The 7 c’s of natural learning

Clark @ 8:01 am

Yesterday I talked about the seeding, feeding, and weeding necessary to develop a self-sustaining network. I referred to supporting the activities that we find in natural learning, for both formal and informal learning.  The goal is to align our organized support with our learners to optimize the outcome.  In thinking about it (and borrowing heavily from some slides by Jay Cross), I discerned (read: worked hard to fit :) 7 C’s of learning that characterize how we learn before schooling extinguishes the love of learning:

Choose: we are self-service learners.  We follow what interests us, what is meaningful to us, what we know is important.

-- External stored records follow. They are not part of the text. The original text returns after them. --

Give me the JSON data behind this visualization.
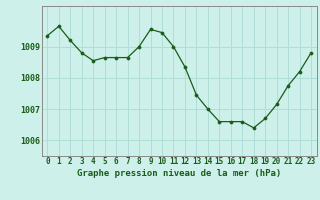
{
  "x": [
    0,
    1,
    2,
    3,
    4,
    5,
    6,
    7,
    8,
    9,
    10,
    11,
    12,
    13,
    14,
    15,
    16,
    17,
    18,
    19,
    20,
    21,
    22,
    23
  ],
  "y": [
    1009.35,
    1009.65,
    1009.2,
    1008.8,
    1008.55,
    1008.65,
    1008.65,
    1008.65,
    1009.0,
    1009.55,
    1009.45,
    1009.0,
    1008.35,
    1007.45,
    1007.0,
    1006.6,
    1006.6,
    1006.6,
    1006.4,
    1006.7,
    1007.15,
    1007.75,
    1008.2,
    1008.8
  ],
  "line_color": "#1a5c1a",
  "marker_color": "#1a5c1a",
  "bg_color": "#cef0ea",
  "grid_color": "#b0ddd8",
  "border_color": "#888888",
  "label_color": "#1a5c1a",
  "title": "Graphe pression niveau de la mer (hPa)",
  "ylim_min": 1005.5,
  "ylim_max": 1010.3,
  "yticks": [
    1006,
    1007,
    1008,
    1009
  ],
  "xticks": [
    0,
    1,
    2,
    3,
    4,
    5,
    6,
    7,
    8,
    9,
    10,
    11,
    12,
    13,
    14,
    15,
    16,
    17,
    18,
    19,
    20,
    21,
    22,
    23
  ],
  "tick_fontsize": 5.5,
  "ytick_fontsize": 6.0,
  "title_fontsize": 6.5
}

Commit: we take ownership for the outcomes.  We work until we’ve gotten out of it what we need.

Crash: our commitment means we make mistakes, and learn from them.

Create: we design, we build, we are active in our learning.

Copy: we mimic others, looking to their performances for guidance.

Converse: we talk with others. We ask questions, offer opinions, debate positions.

Collaborate: we work together. We build together, evaluate what we’re doing, and take turns adding value.

With this list of things we do, we need to find ways to support them, across both formal and informal learning.  In formal learning, we should be presenting meaningful and authentic tasks, and asking learners to solve them, ideally collaboratively.  While individual is better than none, collaborative allows opportunity for meaning negotiation.  We need to allow failure, and support learning from it. We need to be able to ask questions, and make decisions and see the consequences.

Similarly in informal learning, we need to create ways for people to develop their understandings, work together, to put out opinions and get feedback, ask for help, and find people to use as models.  By using tools like blogs for recording and sharing personal learning and information updates, wikis to collaborate, discussion forums to converse, and blogs and microblogs to track what others think are important, we provide ways to naturally learn together.

Recognize that I’m taking the larger definition of learning here.  I do not mean just courses, though they’re part of it.  However, real learning involves research, design, problem-solving, creativity, innovation, experimentation, etc. We absolutely have to get our and the organization’s mind around this if we’re going to be effective.  So, look to natural learning to guide your role in facilitating organizational learning.